PETROL PİYASASINDA GENEL DURUM

Enerji konusundaki gelişmelere gelince;

Ekonomik faaliyetlerin yanında tüm yaşamın da en önemli girdisi enerji. Bu alandaki oyun genel olarak petrol üzerinden kurulur.

Korona salgını dolayısıyla ekonomiler yavaşlarken finans piyasaları ve özellikle borsalar yakın tarihin en büyük çöküşlerinden birisine sahne oluyor.

Ancak petrolde durum daha da vahim görünüyor. Petrol talebinin düşmesi ve Suudi Arabistan’ın başta İran olmak üzere rakiplerine yönelik stratejisinin de etkisiyle, petrol fiyatları son birkaç ayda yarı seviyesinin de altına düşmüş durumda.

2020 yılına 70 dolar seviyesinde başlayan petrolün varil fiyatı son birkaç günkü düşüşü de hesaba katarsak 24-25 dolara kadar indi.

Brent tipi petrol hala bu fiyatlarda tutunmaya çalışıyor ama diğer bir çok petrol tipinde 20 Nisan günü Mayıs vadeli kontratlarda petrolün negatif fiyatlandığını görüyoruz. Sudan ucuzdan öte, üste para veriyorlar adeta...

Amerikan tipi petrollerde yaşanan bu durum, bir çok şirketin iflas için sırada olduğunu gösteriyor.

TOPARLANMA MI ÖLÜ KEDİ SIÇRAYIŞI MI?

Hala da bu düşüşün sonlanıp sonlanmadığı belli değil. Çünkü bir yandan OPEC ülkeleri petrol arzı konusunda tam olarak anlaşabilmiş değil. Diğer yandan Suudi Arabistan ayak diremeye devam ediyor.

Nisan ayının ilk günü OPEC ülkelerinin petrol arzını kısarak fiyatları yukarı hareket ettirme konusunda bir görüş birliğine yaklaştığı yönünde işaretler görüldü ve 2 Nisan’da petrolün varil fiyatı spot piyasalarda anlık bir sıçrama ile 35 dolara kadar çıktı.

Ancak petrolün bu seviyelerde tutunmasının zor olduğunu, aklı başında her analist söyleyebilecek durumdaydı, söylemeliydi.

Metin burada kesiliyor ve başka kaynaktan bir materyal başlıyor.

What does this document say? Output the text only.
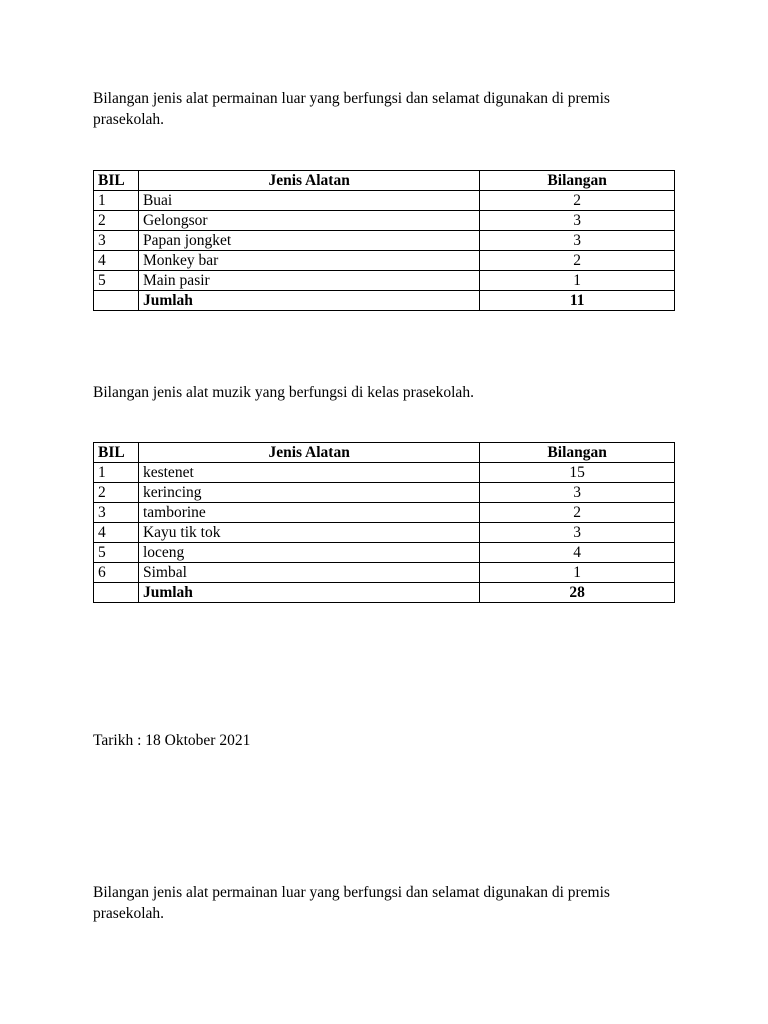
Bilangan jenis alat permainan luar yang berfungsi dan selamat digunakan di premis prasekolah.

BIL	Jenis Alatan	Bilangan
1	Buai	2
2	Gelongsor	3
3	Papan jongket	3
4	Monkey bar	2
5	Main pasir	1
	Jumlah	11

Bilangan jenis alat muzik yang berfungsi di kelas prasekolah.

BIL	Jenis Alatan	Bilangan
1	kestenet	15
2	kerincing	3
3	tamborine	2
4	Kayu tik tok	3
5	loceng	4
6	Simbal	1
	Jumlah	28

Tarikh : 18 Oktober 2021

Bilangan jenis alat permainan luar yang berfungsi dan selamat digunakan di premis prasekolah.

Yine de bunu sınırlı sayıda uzman net şekilde söyledi. Ama onların sesi o gürültü arasında pek duyulmamış olmalı.

Nisan ayının ortalarına kadar süren yön arayışı bugün fiyatların aşağı kırılmasıyla son bulmuş durumda. Bu seviyelerden muhakkak yukarı yönlü tepkiler gelecek ancak fiyatların toparlanması o kadar da kolay görünmüyor. Çünkü psikolojik bir çöküş de eşlik ediyor bu duruma. Bu da talebe ilişkin olumsuz beklentilerden kaynaklanıyor.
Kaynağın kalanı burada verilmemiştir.